Top investor Paul Hill on the worst share tips from the week’s press and brokers’ reports. This week – a flaw in a recent merger will store up problems for the future.

Turkey of the week: Alliance Boots (AB., 766p), tipped as a BUY by The Daily Telegraph

Alliance Boots (AB) was born last week from the marriage of Boots and Alliance UniChem (AU). However, there is an important strategic flaw with the merger that hasn’t been properly addressed.  The rationale is to create an international pharmacy-led healthcare and beauty business. Combining Boots’ chemists with AU’s pharmacies is consistent with this strategy, since it creates Europe’s largest pharmacy firm.

However, there is very little justification for vertically integrating AU’s low margin wholesale business (sales £8.7bn) with the group’s retail activities (sales £7.4bn). Vertical integration rarely works, especially in retail. Newsagent WH Smith is currently separating its own retail and distribution operations for this very reason.

AU’s distribution division serves approximately 125,000 outlets across Europe, of which about 3,000 are either owned by AB or its associates. Thus there is a serious risk that many of AU’s larger wholesale customers will move their accounts to different suppliers to avoid competing head-on with AB on the high-street. This is why you don’t see Sainsbury using Tesco’s trucks to deliver groceries to its stores – Sainsbury just would not allow itself to become reliant on such a large competitor.
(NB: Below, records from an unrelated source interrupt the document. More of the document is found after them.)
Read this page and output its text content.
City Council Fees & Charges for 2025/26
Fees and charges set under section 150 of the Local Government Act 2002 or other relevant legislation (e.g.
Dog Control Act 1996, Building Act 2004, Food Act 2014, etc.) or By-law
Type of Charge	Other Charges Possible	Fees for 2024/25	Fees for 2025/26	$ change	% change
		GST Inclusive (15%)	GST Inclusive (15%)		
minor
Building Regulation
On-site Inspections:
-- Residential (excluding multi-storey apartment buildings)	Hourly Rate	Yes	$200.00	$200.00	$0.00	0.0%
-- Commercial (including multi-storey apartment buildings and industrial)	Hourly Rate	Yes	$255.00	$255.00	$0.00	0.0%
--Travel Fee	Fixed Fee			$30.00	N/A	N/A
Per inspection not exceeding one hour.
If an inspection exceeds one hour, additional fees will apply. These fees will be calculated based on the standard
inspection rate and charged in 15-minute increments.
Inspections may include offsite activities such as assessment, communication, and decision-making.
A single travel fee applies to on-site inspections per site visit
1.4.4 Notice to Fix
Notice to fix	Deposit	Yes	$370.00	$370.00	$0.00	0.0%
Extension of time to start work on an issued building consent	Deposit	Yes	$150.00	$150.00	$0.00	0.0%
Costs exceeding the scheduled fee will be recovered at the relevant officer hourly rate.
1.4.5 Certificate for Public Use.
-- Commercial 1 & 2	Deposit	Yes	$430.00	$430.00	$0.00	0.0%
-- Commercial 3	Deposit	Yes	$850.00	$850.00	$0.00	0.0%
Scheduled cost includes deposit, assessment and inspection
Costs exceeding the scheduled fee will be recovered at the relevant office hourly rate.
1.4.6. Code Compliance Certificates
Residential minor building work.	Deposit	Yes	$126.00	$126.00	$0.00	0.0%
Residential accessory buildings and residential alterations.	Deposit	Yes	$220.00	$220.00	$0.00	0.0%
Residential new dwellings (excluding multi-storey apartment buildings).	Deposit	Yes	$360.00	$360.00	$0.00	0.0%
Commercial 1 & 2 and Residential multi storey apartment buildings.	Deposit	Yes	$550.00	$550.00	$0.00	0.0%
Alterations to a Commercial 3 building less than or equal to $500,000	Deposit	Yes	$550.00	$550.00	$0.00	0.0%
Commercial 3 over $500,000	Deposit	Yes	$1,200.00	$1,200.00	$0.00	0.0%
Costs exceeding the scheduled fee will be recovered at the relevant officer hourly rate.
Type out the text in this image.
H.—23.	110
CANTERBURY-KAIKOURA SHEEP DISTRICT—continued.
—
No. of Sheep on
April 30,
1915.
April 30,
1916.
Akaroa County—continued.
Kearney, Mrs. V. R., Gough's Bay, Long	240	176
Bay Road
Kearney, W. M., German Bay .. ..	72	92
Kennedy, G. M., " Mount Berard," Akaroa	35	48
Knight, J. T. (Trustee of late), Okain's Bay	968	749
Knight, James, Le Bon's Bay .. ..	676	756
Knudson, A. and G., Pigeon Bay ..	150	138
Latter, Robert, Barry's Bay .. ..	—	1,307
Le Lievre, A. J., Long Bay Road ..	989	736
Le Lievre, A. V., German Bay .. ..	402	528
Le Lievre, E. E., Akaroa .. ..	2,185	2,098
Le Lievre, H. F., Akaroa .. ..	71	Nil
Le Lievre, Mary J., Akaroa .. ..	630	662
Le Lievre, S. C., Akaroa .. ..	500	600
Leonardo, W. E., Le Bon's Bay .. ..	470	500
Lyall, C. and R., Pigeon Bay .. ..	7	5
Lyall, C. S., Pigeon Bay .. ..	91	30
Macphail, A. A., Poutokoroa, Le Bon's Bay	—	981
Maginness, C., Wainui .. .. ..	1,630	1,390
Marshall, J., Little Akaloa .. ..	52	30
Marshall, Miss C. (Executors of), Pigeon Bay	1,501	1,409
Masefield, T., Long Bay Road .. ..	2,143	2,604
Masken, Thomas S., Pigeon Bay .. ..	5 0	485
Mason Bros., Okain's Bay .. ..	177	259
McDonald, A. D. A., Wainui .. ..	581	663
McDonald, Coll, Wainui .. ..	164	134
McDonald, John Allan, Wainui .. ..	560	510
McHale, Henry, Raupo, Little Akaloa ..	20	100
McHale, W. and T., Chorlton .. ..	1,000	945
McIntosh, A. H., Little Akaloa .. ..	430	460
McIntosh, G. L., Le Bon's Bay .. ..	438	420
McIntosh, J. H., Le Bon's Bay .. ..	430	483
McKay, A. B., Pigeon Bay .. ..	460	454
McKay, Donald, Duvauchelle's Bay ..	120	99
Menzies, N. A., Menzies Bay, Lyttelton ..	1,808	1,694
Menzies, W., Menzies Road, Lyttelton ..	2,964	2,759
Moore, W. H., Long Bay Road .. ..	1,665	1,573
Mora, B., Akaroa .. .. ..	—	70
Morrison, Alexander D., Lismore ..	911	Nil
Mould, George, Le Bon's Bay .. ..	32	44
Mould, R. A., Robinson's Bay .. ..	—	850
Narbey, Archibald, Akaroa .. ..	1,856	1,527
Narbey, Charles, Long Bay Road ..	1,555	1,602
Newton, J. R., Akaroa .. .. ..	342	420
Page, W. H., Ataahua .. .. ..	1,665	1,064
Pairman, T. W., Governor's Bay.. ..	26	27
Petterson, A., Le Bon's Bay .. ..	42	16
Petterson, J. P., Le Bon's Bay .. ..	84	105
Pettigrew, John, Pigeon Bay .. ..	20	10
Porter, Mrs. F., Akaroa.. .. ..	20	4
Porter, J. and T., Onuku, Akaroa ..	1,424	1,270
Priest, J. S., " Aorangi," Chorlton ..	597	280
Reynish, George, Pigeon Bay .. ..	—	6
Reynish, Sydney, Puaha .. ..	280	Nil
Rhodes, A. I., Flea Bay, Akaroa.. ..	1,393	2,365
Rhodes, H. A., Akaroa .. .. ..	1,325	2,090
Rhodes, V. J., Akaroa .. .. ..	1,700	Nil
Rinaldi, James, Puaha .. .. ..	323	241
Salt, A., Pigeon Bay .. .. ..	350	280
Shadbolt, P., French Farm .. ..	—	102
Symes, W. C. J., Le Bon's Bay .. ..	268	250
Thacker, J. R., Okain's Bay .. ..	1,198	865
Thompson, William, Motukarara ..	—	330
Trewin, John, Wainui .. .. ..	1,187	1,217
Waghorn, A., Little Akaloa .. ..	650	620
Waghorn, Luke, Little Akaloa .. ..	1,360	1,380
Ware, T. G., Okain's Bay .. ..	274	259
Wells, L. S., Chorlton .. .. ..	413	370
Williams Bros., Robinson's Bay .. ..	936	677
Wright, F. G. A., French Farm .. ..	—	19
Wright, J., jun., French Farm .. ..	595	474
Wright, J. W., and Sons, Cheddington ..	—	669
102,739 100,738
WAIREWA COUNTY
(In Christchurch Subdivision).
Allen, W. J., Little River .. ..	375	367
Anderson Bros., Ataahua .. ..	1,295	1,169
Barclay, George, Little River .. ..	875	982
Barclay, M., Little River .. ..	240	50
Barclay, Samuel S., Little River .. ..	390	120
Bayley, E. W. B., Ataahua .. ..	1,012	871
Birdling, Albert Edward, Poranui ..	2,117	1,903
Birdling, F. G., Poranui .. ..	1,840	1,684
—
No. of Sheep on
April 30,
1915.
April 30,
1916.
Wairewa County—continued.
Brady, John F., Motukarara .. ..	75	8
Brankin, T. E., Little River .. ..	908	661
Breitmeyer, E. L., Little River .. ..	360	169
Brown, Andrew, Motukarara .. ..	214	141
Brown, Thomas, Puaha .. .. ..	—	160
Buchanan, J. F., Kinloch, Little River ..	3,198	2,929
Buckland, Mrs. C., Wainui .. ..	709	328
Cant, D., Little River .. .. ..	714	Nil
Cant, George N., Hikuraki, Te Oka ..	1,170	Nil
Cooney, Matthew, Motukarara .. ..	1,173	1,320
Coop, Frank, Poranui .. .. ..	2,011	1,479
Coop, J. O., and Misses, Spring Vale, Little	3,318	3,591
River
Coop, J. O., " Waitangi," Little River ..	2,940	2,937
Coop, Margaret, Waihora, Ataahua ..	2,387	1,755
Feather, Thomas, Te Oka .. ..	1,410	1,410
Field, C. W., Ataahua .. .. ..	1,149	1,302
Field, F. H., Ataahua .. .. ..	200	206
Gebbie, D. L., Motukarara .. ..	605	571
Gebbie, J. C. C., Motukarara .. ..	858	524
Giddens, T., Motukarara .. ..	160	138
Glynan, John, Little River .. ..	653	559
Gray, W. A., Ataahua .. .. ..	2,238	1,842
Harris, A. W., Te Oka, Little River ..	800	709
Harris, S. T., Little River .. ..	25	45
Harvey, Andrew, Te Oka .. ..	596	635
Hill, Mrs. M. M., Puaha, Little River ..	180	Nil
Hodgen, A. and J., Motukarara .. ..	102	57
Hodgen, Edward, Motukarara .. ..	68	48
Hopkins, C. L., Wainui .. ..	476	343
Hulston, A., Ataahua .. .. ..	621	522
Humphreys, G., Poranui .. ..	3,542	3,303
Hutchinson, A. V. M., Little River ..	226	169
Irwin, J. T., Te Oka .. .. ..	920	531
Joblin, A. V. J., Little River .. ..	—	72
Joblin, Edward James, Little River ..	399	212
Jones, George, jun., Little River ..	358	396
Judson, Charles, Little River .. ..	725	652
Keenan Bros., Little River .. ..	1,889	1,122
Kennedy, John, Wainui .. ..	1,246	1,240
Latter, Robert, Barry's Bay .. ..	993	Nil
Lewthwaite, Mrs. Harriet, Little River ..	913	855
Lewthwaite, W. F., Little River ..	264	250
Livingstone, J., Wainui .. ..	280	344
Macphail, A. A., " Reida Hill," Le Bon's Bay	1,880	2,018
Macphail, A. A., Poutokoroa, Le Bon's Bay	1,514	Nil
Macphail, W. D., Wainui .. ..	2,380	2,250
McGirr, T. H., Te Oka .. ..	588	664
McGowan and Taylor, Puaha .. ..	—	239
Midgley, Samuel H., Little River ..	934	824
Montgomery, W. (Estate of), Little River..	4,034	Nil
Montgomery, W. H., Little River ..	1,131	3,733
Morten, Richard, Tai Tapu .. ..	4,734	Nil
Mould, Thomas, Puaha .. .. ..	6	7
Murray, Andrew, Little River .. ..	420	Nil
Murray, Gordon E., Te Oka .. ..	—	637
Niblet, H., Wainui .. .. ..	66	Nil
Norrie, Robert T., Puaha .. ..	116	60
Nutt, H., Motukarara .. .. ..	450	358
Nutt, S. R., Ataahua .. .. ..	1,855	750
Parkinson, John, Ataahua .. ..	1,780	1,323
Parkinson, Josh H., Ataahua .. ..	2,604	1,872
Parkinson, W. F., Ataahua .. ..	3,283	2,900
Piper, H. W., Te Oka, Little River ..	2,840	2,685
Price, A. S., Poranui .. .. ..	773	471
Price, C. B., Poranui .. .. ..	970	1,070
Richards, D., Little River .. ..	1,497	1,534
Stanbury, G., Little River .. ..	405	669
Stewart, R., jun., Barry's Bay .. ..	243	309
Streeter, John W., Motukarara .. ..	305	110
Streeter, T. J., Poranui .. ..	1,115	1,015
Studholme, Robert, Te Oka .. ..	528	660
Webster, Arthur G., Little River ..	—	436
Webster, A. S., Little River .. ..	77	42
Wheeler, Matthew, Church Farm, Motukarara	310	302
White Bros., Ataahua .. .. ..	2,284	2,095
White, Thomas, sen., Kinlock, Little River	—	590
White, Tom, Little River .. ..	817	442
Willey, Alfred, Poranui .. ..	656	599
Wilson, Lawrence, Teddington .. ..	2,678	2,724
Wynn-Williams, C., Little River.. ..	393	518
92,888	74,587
If my suspicions are correct, then the wholesale division may in fact experience future revenue declines, rather than the organic growth that analysts predict. Moreover, I am a strong believer in the benefits of competition to drive out waste. By vertically integrating the wholesale and retail units, inefficiencies can be locked into the supply chain, rather than eliminated by the natural forces of competition.

So let’s assume that management identifies this problem and decides to
sell the wholesale activities (although this is not presently the intention).
What would the group’s sum-of-the-parts valuation be? Well, I would rate the distribution business on a maximum 2006 p/e of 14, which would generate a fair value of roughly £1.8bn.

For the stores, a sector p/e of 15 looks reasonable, which makes the retail activities worth about £5.3bn. Merger synergies at £100m a year create another £700m of value. Nevertheless, after deducting net debt of £1.1bn and a pension deficit of £125m, this generates a fair value for the shares of only around 680p. In other words, at 766p, I believe the stock currently trades at a 13% premium to its underlying value.

I suspect that part of the premium is because the City thinks AB will deliver more than £100m of synergies. But even if it does, the majority of these extra savings will have to be re-invested in the shops as price discounts. 

Finally, Boots only owns about 6% of its properties and so there is less chance of an asset-backed bid by a private-equity house. Moreover, the dividend yield is set to fall from around 3.8% currently to less than 3.0% next year, due to a change in payout policy.

In light of the unresolved strategic issue, the ongoing penetration of Boots’ traditional markets by supermarkets, and the toppy valuation, I believe the shares are a sell.